Egret and crab

Saturday, February 20, 2021

Pearls from my friend Will

My doctor asked if anyone in my family suffered from mental illness.  I said, "No, we all seem to enjoy it." 

Telling a person to calm down is about the same as baptizing a cat.

I thought the dryer made my clothes shrink.  Turns out it was the refrigerator.

I thought growing old would take longer.

Went shopping while hungry – now I'm the proud owner of Aisle 6.  

Being an adult is the dumbest thing I have ever done.

I'm a multitasker.  I can listen, ignore and forget all at the same time!

Went to an antique show and people were bidding on me.

I won't say I'm worn out, but I don't get near the curb on trash day.

People who wonder if the glass is half empty or half full miss the point.  The glass is refillable.

Retired:  under new management. See spouse for details.

When you can't find the sunshine  ...  be the sunshine.

I don't have grey hair.  I have wisdom-highlights.

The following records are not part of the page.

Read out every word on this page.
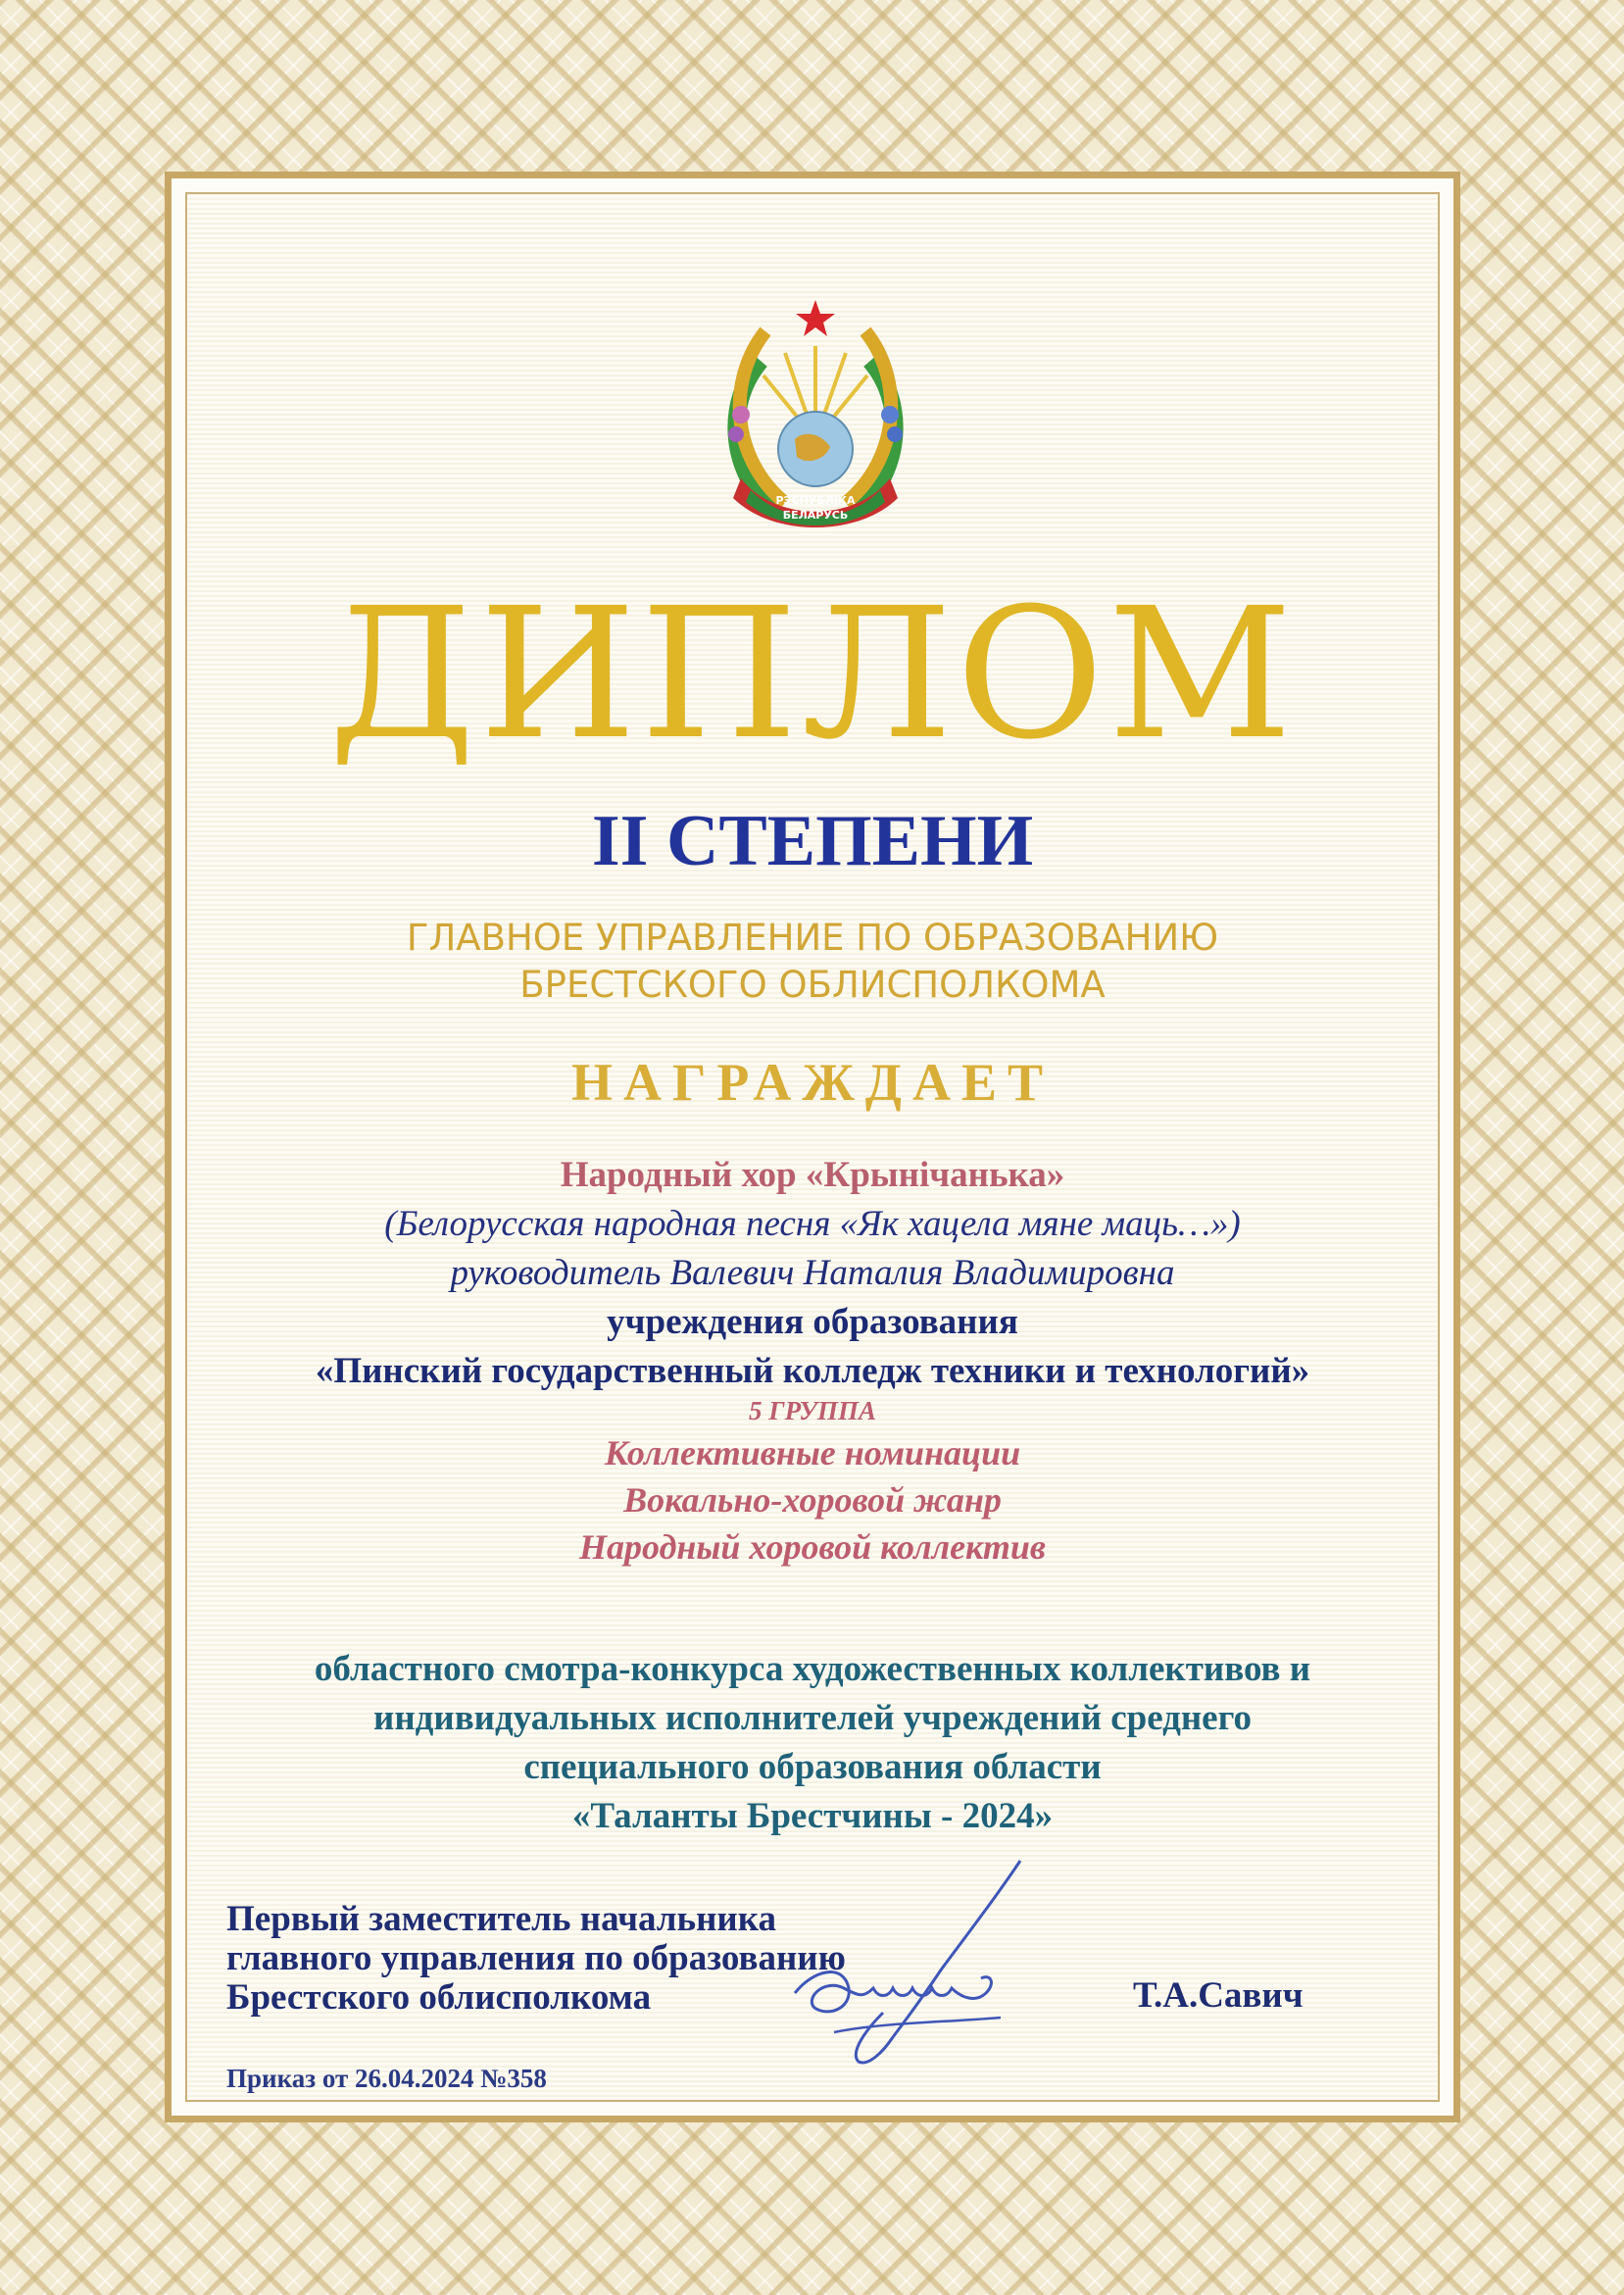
РЭСПУБЛІКА
БЕЛАРУСЬ
ДИПЛОМ
II СТЕПЕНИ
ГЛАВНОЕ УПРАВЛЕНИЕ ПО ОБРАЗОВАНИЮ
БРЕСТСКОГО ОБЛИСПОЛКОМА
НАГРАЖДАЕТ
Народный хор «Крынічанька»
(Белорусская народная песня «Як хацела мяне маць…»)
руководитель Валевич Наталия Владимировна
учреждения образования
«Пинский государственный колледж техники и технологий»
5 ГРУППА
Коллективные номинации
Вокально-хоровой жанр
Народный хоровой коллектив
областного смотра-конкурса художественных коллективов и
индивидуальных исполнителей учреждений среднего
специального образования области
«Таланты Брестчины - 2024»
Первый заместитель начальника
главного управления по образованию
Брестского облисполкома	Т.А.Савич
Приказ от 26.04.2024 №358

I'm a nightmare dressed like a daydream.

Sometimes it takes me all day to get nothing done.

My heart says chocolate and wine, but my jeans say, please, please, please, eat a salad!

Hold on while I overthink this.

My spouse says I have two faults.   I don't listen and...something else.

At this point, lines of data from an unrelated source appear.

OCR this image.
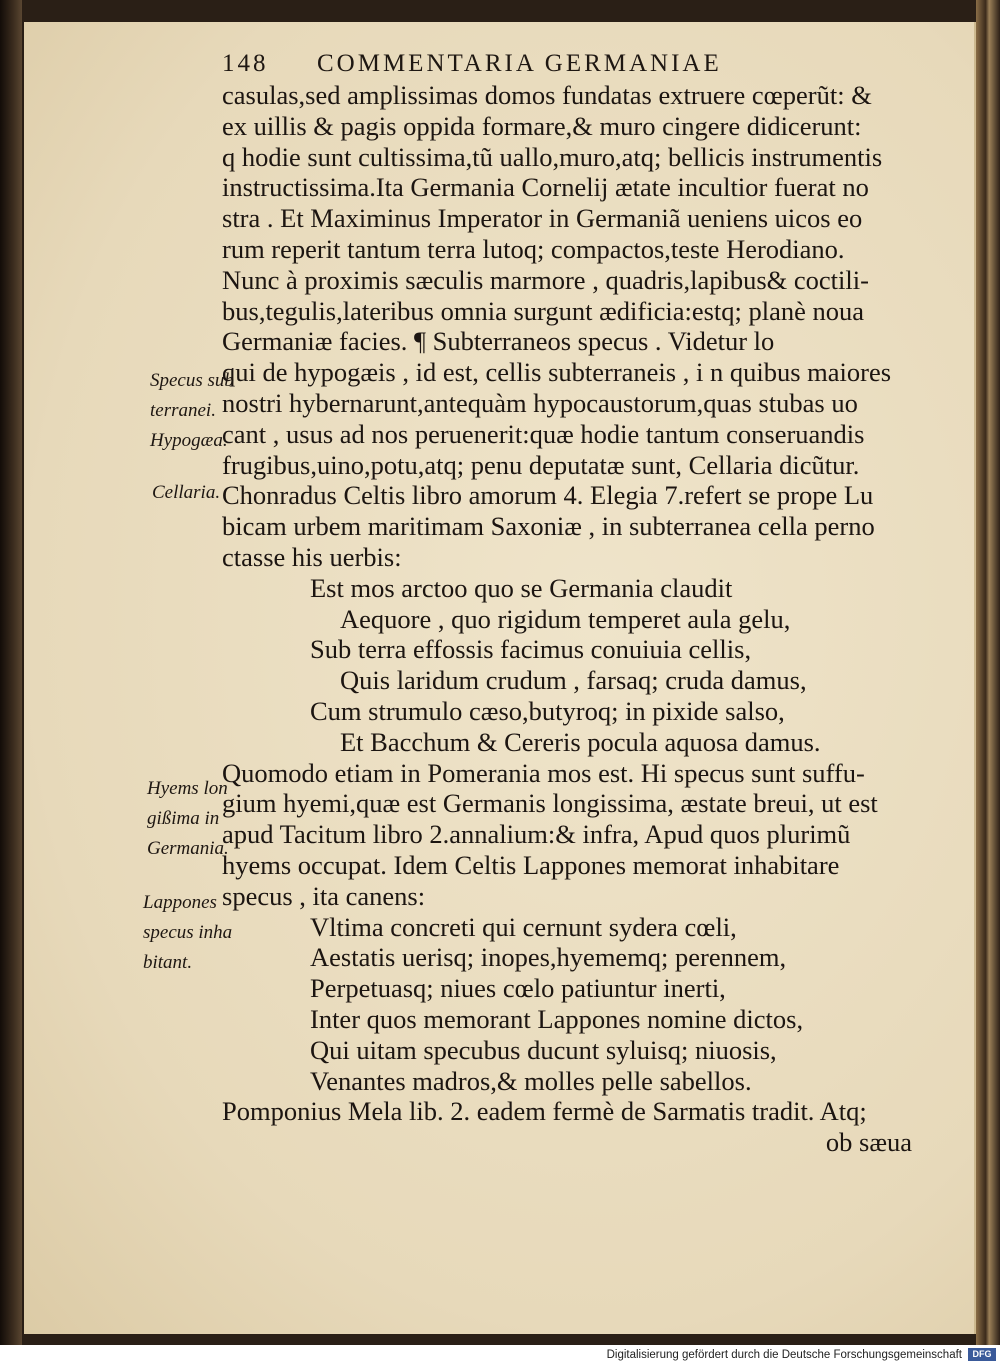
148 COMMENTARIA GERMANIAE
casulas,sed amplissimas domos fundatas extruere cœperũt: &
ex uillis & pagis oppida formare,& muro cingere didicerunt:
q hodie sunt cultissima,tũ uallo,muro,atq; bellicis instrumentis
instructissima.Ita Germania Cornelij ætate incultior fuerat no
stra . Et Maximinus Imperator in Germaniã ueniens uicos eo
rum reperit tantum terra lutoq; compactos,teste Herodiano.
Nunc à proximis sæculis marmore , quadris,lapibus& coctili-
bus,tegulis,lateribus omnia surgunt ædificia:estq; planè noua
Germaniæ facies. ¶ Subterraneos specus . Videtur lo
qui de hypogæis , id est, cellis subterraneis , i n quibus maiores
nostri hybernarunt,antequàm hypocaustorum,quas stubas uo
cant , usus ad nos peruenerit:quæ hodie tantum conseruandis
frugibus,uino,potu,atq; penu deputatæ sunt, Cellaria dicũtur.
Chonradus Celtis libro amorum 4. Elegia 7.refert se prope Lu
bicam urbem maritimam Saxoniæ , in subterranea cella perno
ctasse his uerbis:
Est mos arctoo quo se Germania claudit
Aequore , quo rigidum temperet aula gelu,
Sub terra effossis facimus conuiuia cellis,
Quis laridum crudum , farsaq; cruda damus,
Cum strumulo cæso,butyroq; in pixide salso,
Et Bacchum & Cereris pocula aquosa damus.
Quomodo etiam in Pomerania mos est. Hi specus sunt suffu-
gium hyemi,quæ est Germanis longissima, æstate breui, ut est
apud Tacitum libro 2.annalium:& infra, Apud quos plurimũ
hyems occupat. Idem Celtis Lappones memorat inhabitare
specus , ita canens:
Vltima concreti qui cernunt sydera cœli,
Aestatis uerisq; inopes,hyememq; perennem,
Perpetuasq; niues cœlo patiuntur inerti,
Inter quos memorant Lappones nomine dictos,
Qui uitam specubus ducunt syluisq; niuosis,
Venantes madros,& molles pelle sabellos.
Pomponius Mela lib. 2. eadem fermè de Sarmatis tradit. Atq;
ob sæua
Specus sub
terranei.
Hypogæa.
Cellaria.
Hyems lon
gißima in
Germania.
Lappones
specus inha
bitant.
Digitalisierung gefördert durch die Deutsche Forschungsgemeinschaft	DFG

Never laugh at your spouse's choices.  You are one of them.

"dammit I'm mad" is "dammit I'm mad" spelled backward. (You will have to work a bit for this to make sense)

One minute you're young and fun.  The next, you're turning down the car stereo to see better.

I'd grow my own food if only I could find bacon seeds.

Losing weight doesn't seem to be working for me, so from now on I'm going to concentrate on getting taller.


Sanoguy said...

I identify to a few of these.... not telling which ones!

Blue Heron said...

I like, turn the radio down, I can't see.